Literature DB >> 22550165

Identification of unique MEK-dependent genes in GNAQ mutant uveal melanoma involved in cell growth, tumor cell invasion, and MEK resistance.

Grazia Ambrosini1, Christine A Pratilas, Li-Xuan Qin, Madhavi Tadi, Oliver Surriga, Richard D Carvajal, Gary K Schwartz.   

Abstract

PURPOSE: Metastatic uveal melanoma represents the most common intraocular malignancy with very poor prognosis and no effective treatments. Oncogenic mutations in the G-protein α-subunit q and 11 have been described in about 85% of uveal melanomas and confer constitutive activation. Multiple signaling pathways are induced as a consequence of GNAQ/11 activation, which include the MEK/ERK kinase cascade. We analyzed the transcriptional profile of cell lines treated with a mitogen-activated protein (MAP)/extracellular signal-regulated (ERK) kinase (MEK) inhibitor to identify gene targets of activated GNAQ and to evaluate the biologic importance of these genes in uveal melanoma. EXPERIMENTAL
DESIGN: We conducted microarray analysis of uveal melanoma cell lines with GNAQ mutations treated with the MEK inhibitor selumetinib. For comparison, we used cells carrying BRAF(V600E) and cells without either mutation.
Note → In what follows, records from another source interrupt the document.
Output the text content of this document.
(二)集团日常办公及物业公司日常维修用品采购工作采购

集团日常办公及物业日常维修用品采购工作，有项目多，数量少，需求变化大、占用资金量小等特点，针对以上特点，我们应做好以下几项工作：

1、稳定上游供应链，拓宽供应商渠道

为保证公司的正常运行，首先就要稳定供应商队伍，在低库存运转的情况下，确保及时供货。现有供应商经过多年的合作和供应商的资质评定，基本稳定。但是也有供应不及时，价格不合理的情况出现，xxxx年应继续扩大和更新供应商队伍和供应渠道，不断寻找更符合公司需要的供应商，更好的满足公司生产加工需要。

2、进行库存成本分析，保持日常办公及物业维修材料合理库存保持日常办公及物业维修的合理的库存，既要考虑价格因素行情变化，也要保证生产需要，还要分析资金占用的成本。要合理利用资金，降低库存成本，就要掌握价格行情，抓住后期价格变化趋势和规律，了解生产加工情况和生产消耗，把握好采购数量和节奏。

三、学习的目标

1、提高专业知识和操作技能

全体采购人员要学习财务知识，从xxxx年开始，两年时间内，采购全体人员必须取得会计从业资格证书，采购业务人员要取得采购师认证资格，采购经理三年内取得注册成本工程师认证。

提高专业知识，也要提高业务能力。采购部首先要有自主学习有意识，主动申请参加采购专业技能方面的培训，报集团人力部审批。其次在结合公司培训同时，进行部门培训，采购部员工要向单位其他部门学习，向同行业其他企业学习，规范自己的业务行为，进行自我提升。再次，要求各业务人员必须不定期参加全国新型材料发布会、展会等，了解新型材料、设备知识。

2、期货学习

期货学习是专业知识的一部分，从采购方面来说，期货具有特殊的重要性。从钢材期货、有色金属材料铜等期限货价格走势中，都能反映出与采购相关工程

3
Changes in the expression of selected genes were then confirmed by quantitative real-time PCR and immunoblotting.
RESULTS: We found that GNAQ mutant cells have a MEK-dependent transcriptional output and identified a unique set of genes that are downregulated by MEK inhibition, including the RNA helicase DDX21 and the cyclin-dependent kinase regulator CDK5R1 whereas Jun was induced. We provide evidence that these genes are involved in cell proliferation, tumor cell invasion, and drug resistance, respectively. Furthermore, we show that selumetinib treatment regulates the expression of these genes in tumor tissues of patients with metastatic GNAQ/11 mutant uveal melanoma.
CONCLUSIONS: Our findings define a subset of transcriptionally regulated genes by selumetinib in GNAQ mutant cells and provide new insights into understanding the biologic effect of MEK inhibition in this disease. ©2012 AACR.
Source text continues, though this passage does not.